# First jerky batch in the Big Chief (Q-view)



## dukeburger (Oct 4, 2014)

Haven't posted here in a while as I havent smoked much of anything in 3 or so years, but I'm back!

Moving across the country forced me to leave my GOSM propane smoker behind, so I decided to dive into the electric smoker world and picked up a Big Chief from Cabela's.

Made a custom stand for it at work and doing small batch of my jerky today.

Marinated 24 hours in a mixture of soy sauce, worcestershire, BullsEye Steakhouse Sauce, brown sugar, Tobasco, garlic, onion, black pepper, crushed red pepper, cayenne pepper. Smoked with hickory chunks.

Would love to hear about others' experiences with the Big Chief and jerky.

I will post some more pics througout the day.













IMG-20141004-00309.jpg



__ dukeburger
__ Oct 4, 2014


















IMG-20141004-00308.jpg



__ dukeburger
__ Oct 4, 2014


----------



## dukeburger (Oct 4, 2014)

Almost 5 hours in. Turning out real nice so far, much easier to keep the temps down than in my GOSM. Thinking of letting it dry with no smoke until the bend test passes.













IMG-20141004-00311.jpg



__ dukeburger
__ Oct 4, 2014


----------



## dirtsailor2003 (Oct 4, 2014)

Looking good. Sold my Big Chief before a move years ago(wish I hadn't). Smoked a bunch of salmon, fish jerky, and beef jerky. So much that I wore out the burner. Just used a hot plate after that. Good smokers. If you haven't already tossed it Keep the box so you can cold smoke cheese and other things like bacon!


----------



## dukeburger (Oct 4, 2014)

I still have the box. I'm itching to try out some smoked cheese and bacon this winter!


----------



## themule69 (Oct 4, 2014)

It looks tasty. You will be eating good soon. You will also love the smoked cheese.

Happy smoken.

David


----------



## rob sicc (Oct 4, 2014)

Nice looking jerky.  Great job and nice Qview.


----------



## dukeburger (Oct 4, 2014)

Thanks guys. Bend test passed at 10 hours!

I must say I'm a big fan of the Big Chief after this "trial run".

Jerky tastes great, but I may tweak the recipe a tad. Has anyone tried maple syrup in their mix?
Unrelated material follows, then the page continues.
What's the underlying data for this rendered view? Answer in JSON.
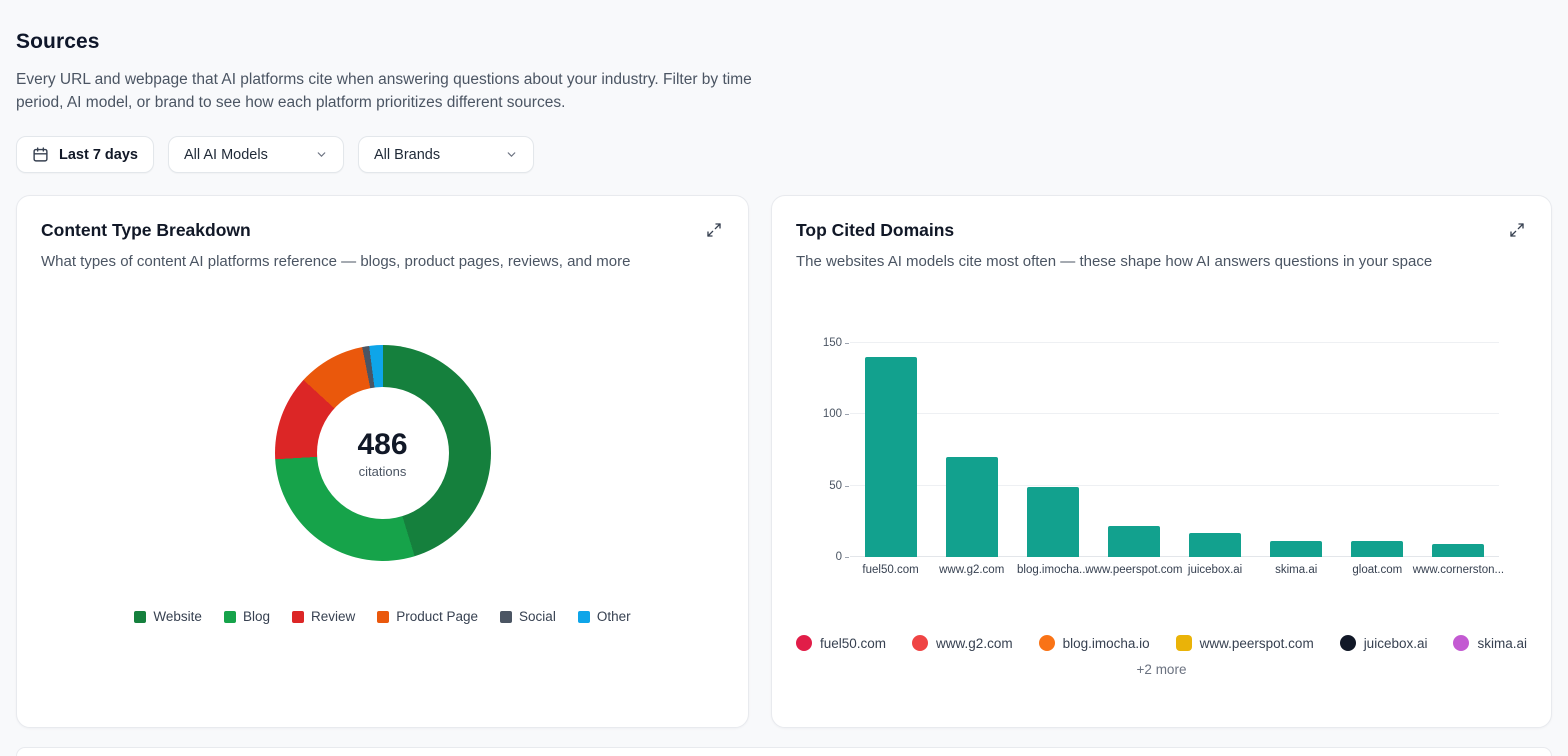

It's something I may try next.

Can't wait to do more Q-views in the future.

Final product:













IMG-20141004-00314.jpg



__ dukeburger
__ Oct 4, 2014


----------



## crazymoon (Oct 8, 2014)

I still have a big chief out in the garage but it doesn't see use anymore. It always worked great but wasn't insulated so I had to stick it in the living room fireplace to smoke in cool temps. Your jerky looks great,as I always say beer and jerky means life is good !


----------



## dirtsailor2003 (Oct 8, 2014)

When you get to try some cold smoking, look into getting an AMNTS, or AMNPS from AmazN Smokers. The chief does okay with the chips and pan, but for longer smokes the above smoke generators will work better. Plus you'll have very minimal heat gain.


----------



## crazymoon (Oct 9, 2014)

dirtsailor2003 said:


> When you get to try some cold smoking, look into getting an AMNTS, or AMNPS from AmazN Smokers. The chief does okay with the chips and pan, but for longer smokes the above smoke generators will work better. Plus you'll have very minimal heat gain.


 I like your idea ,I could use my Chief w/AMNPS and no electricity as my cold smoker. Thanks !


----------